Polestar 1 undergoes first crash tests with carbon fibre body

Brett Davis

Polestar has performed its first run of crash tests of the upcoming Polestar 1 hybrid sports car. This is the first time Volvo has analysed the strength of a carbon fibre body under crash test conditions.

Unlike steel bodies which bend and absorb energy during an impact, carbon fibre is known to be much stronger and more rigid but is also prone to shattering and splintering under pressure. Volvo paid special attention on analysing how the carbon fibre body reacted to the brute forces during impact.

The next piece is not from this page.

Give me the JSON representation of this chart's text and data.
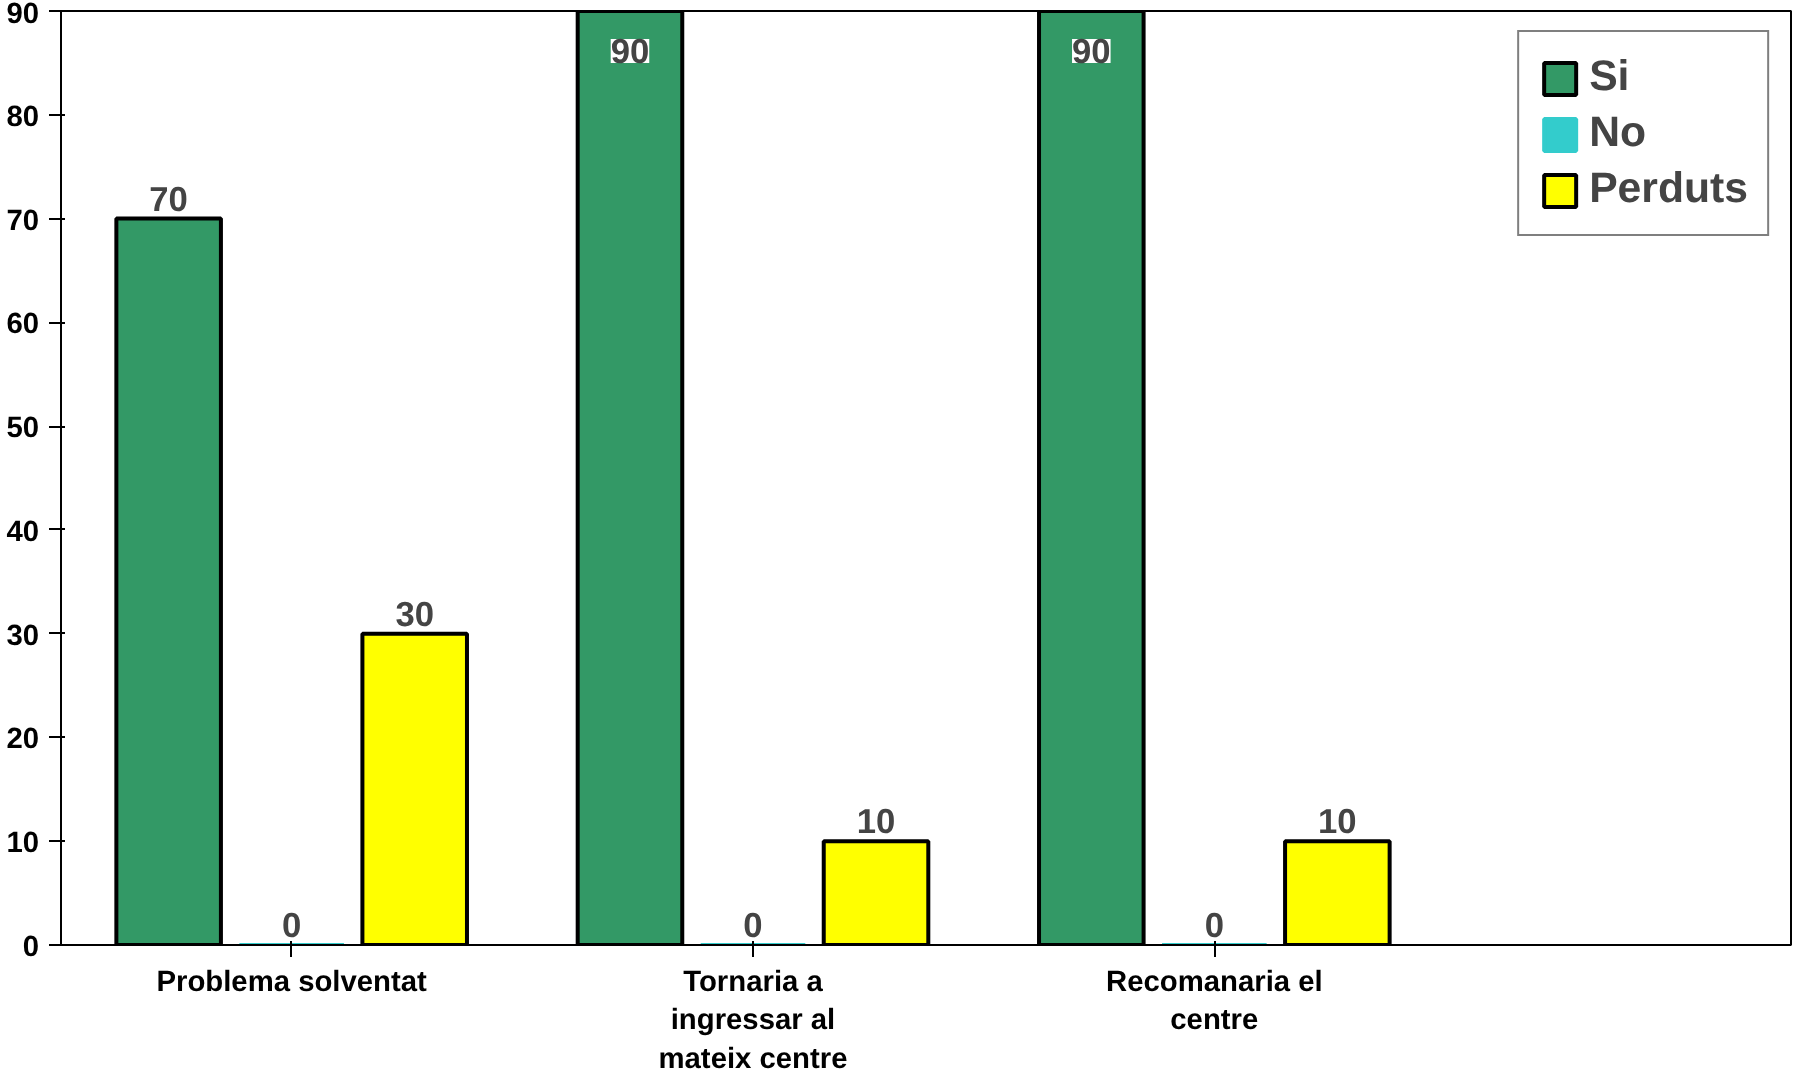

The Polestar 1 uses a carbon fibre body that surrounds a steel structure, employing what’s called a ‘dragonfly’ system. After crash testing, Volvo said most of the energy was absorbed by the car’s crash structure, with other energy mitigated by the carbon fibre body panels. Thomas Ingenlath, CEO at Polestar, said:

“We were really excited about this crash test. The first crash test of Polestar 1 has been about exploring the unknown. This was a crucial proof point in the development of Polestar 1; we had to know that the ideas and calculations that have gone into building this car were right – and they were.”

Crash testing was performed at the Volvo Cars Safety Centre in Gothenburg, Sweden, with a Polestar 1 prototype propelled into a stationary wall at 56km/h. This is the standard frontal crash simulation. Zef van der Putten, Polestar carbon fibre boss, said:

“The outcome of this first crash test validates the decision to build the body of Polestar 1 in carbon fibre. It also confirms that carbon fibre supports the highest safety standards. This is an example of how Polestar spearheads the development of new technology in the Volvo Car Group.”

Production of the Polestar 1 has commenced, but only for pre-production prototype models. These models, 34 of them to be precise, are hitting the roads soon for validation and testing. Customer cars will be produced at a new facility in China, while the prototypes are built at Volvo’s headquarters in Sweden. Deliveries are scheduled to commence next year.